8 Avril 2021
Jeudi de la 1ère semaine de Pâques
Ac 3,11-26 / Ps 8 / Lc 24,35-48
C’est quand même étonnant cette histoire… Nos disciples, nos deux pèlerins d’Emmaüs mais aussi Simon-Pierre dont on entendait hier qu’il avait lui aussi vu Jésus ressuscité, comment se fait-il que déjà ils ne le reconnaissent pas ? Ils viennent de faire l’expérience qu’il peut être là, que c’est vrai, qu’il est bien vivant, qu’il les rejoint. Et déjà, nous dit-on ce matin, déjà ils ne le reconnaissent plus, déjà il doit se donner à reconnaître de nouveau !?
La résurrection de Jésus, sa présence de ressuscité, ça n’a de fait rien d’évident. Le reconnaître qui est là n’est pas si simple ou immédiat… Visiblement…
Vous me direz, l’expérience n’est ici pas tout à la fait la même que précédemment. Sur le chemin d’Emmaüs, nos deux disciples ont fait l’expérience de quelqu’un qui les rejoignait, quelqu’un qui les interrogeait sur ce qui leur arrivait, quelqu’un qui s’est donné à reconnaître au fil du chemin et des mots mis ensembles.
Maintenant c’est une expérience un peu différente. Il est là. C’est tout. C’est lui. On ne sait ni comment il peut être là, comment il a fait, ni comment c’est possible. Il est là. Et on peut comprendre du coup que tous soient saisis de frayeur. On entendra la même expérience et la même réaction dans l’évangile de dimanche. Et il y a de fait de quoi prendre peur, c’est quoi cette histoire !?
Il nous faut entendre vraiment ce qui leur est arrivé. Nous, nous savons, nous connaissons tout cela, mais eux : pas encore, pas vraiment, il leur faut du temps. C’est tout simplement incroyable ce qui leur arrive. Non seulement impossible à vue humaine et tellement fou !
Il est là, il est là au milieu d’eux. Comme il l’avait dit, rappelez-vous en Mt 18,20 : « Là où deux ou trois sont réunis en mon nom, je suis là au milieu d’eux »… Il est là. Il est là alors même que c’est impossible et impensable. Il est là. L’expérience d’une Présence. Et une Présence qui donne la paix. Cette paix dont ils ont bien besoin vu dans quel état tout cela les met.

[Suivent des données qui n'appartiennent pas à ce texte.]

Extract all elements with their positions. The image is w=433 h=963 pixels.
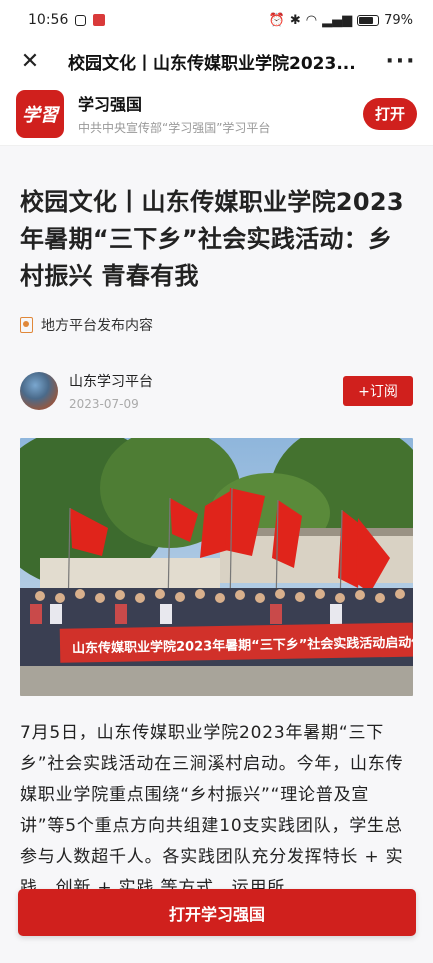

Et là encore, il lui faut ouvrir avec eux les Écritures, pour les faire entrer dans le mystère du réel de sa Présence qui est le mystère de sa résurrection. Le mystère de sa mort et de sa résurrection. Dans lequel nous n’aurons jamais fini d’entrer et d’avancer, même si nous connaissons l’histoire et la Bonne nouvelle. Car nous aurons toujours et encore à nous laisser façonner par cette Bonne nouvelle, nous laisser configurer. Pour en être. Pour en être vraiment.
Alors nous pourrons – et nous pouvons – être ses témoins. Témoins de sa résurrection. Pas seulement du fait que lui, Jésus, est ressuscité, mais témoins de résurrection, témoins du salut que sa résurrection vient manifester de façon particulière, sa résurrection qui est le chemin qu’il nous ouvre, mais qui est en fait déjà à l’œuvre. Car le salut c’est la vie re-suscitée, au cœur du péché quand il se fait pardon, et au cœur du mal et de la souffrance qui nous traversent quand il est guérison.
Et elle est là, je crois, la Bonne nouvelle de cette page d’évangile : le Christ nous envoie, il a besoin de nous, il nous fait cette confiance-là. C’est ce qu’on entend ces jours avec le récit du début des Actes des Apôtres : la mission de salut du Christ continue, par ceux qu’il envoie et qui parlent et agissent en son nom.
Ils deviennent et ils sont, par le don de l’Esprit Saint, Présence du ressuscité. C’est notre mission, c’est la Bonne nouvelle qui nous est adressés, c’est l’appel qui nous est fait. Et c’est bien ce que nous célébrons à chaque eucharistie où nous devenons ce que nous recevons : le Corps du Christ, le Christ présent par sa Parole qui nous façonne jour après jour et par le Pain de Vie par lequel il se fait nous, au plus intime de nous-mêmes. Amen.